The above embodiments are provided to further explain the objects, technical solutions and advantages of the present invention in detail, it should be understood that the above embodiments are merely exemplary embodiments of the present invention and are not intended to limit the scope of the present invention, and any modifications, equivalents, improvements and the like made within the spirit and principle of the present invention should be included in the scope of the present invention.

Claims

1. A method for reducing noise in VoIP call is characterized in that based on VADNN algorithm, the voice of non-human voice section in opposite end voice flow in received VoIP call is replaced by mute data, and then audio output is sent for playing.

2. The method according to claim 1, wherein the step of replacing the non-human voice segment in the opposite end voice stream in the received VoIP call with mute data based on the VADNN algorithm, and then sending an audio output for playing comprises the following steps:

acquiring an opposite-end voice flow in a VoIP call;

replacing the voice of the non-human voice section with mute data;

and playing the processed voice stream.

3. The method according to claim 1, wherein the replacing the voice stream of the non-human voice segment with silence data is specifically:

4. A device for reducing noise in VoIP conversation is characterized by comprising a VADNN module and a voice playing module;

and the voice playing module is used for playing the processed voice stream.

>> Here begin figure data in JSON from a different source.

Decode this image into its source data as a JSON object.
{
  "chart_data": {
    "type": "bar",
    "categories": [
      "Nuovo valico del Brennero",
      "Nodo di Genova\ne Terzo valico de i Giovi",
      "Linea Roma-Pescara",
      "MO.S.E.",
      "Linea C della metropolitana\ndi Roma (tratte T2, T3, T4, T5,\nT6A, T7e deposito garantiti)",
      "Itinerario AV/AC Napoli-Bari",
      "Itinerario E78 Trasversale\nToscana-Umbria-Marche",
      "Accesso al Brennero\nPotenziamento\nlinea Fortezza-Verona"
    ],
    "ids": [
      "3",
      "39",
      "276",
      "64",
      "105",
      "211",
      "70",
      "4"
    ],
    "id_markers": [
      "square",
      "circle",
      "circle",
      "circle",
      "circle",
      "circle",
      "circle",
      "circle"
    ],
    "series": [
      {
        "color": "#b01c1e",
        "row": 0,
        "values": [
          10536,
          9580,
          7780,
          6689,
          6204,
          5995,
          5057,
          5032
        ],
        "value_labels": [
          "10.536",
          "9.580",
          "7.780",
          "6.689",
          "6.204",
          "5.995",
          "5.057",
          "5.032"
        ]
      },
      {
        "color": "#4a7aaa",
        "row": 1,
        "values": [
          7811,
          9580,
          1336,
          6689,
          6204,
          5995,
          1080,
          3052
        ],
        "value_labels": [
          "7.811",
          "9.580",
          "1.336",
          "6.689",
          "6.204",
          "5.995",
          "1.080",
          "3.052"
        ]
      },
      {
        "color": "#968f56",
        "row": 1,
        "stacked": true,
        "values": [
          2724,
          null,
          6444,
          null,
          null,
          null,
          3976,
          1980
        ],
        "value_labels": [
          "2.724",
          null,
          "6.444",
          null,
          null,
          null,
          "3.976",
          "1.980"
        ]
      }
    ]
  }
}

5. The apparatus of claim 4, wherein the VADNN module comprises an acquisition unit, a processing unit, and an silence-without-human unit, wherein

6. The apparatus of claim 5, wherein the silence unit has a function of muting the speech portion of the non-human speech segment by directly applying the data to the data table 0.

7. A system for noise reduction in a VoIP conversation, the system comprising at least one processor and a memory;

the memory to store one or more program instructions;

the processor, configured to execute one or more program instructions to perform the method according to one or more of claims 1 to 3.

8. A chip, characterized in that it is coupled to a memory in a system such that it, when run, invokes program instructions stored in said memory, implementing the method according to one or more of claims 1 to 3.

9. A computer-readable storage medium, characterized in that the computer-readable storage medium comprises one or more program instructions that are executable by the system of claim 7 to implement the method of one or more of claims 1 to 3.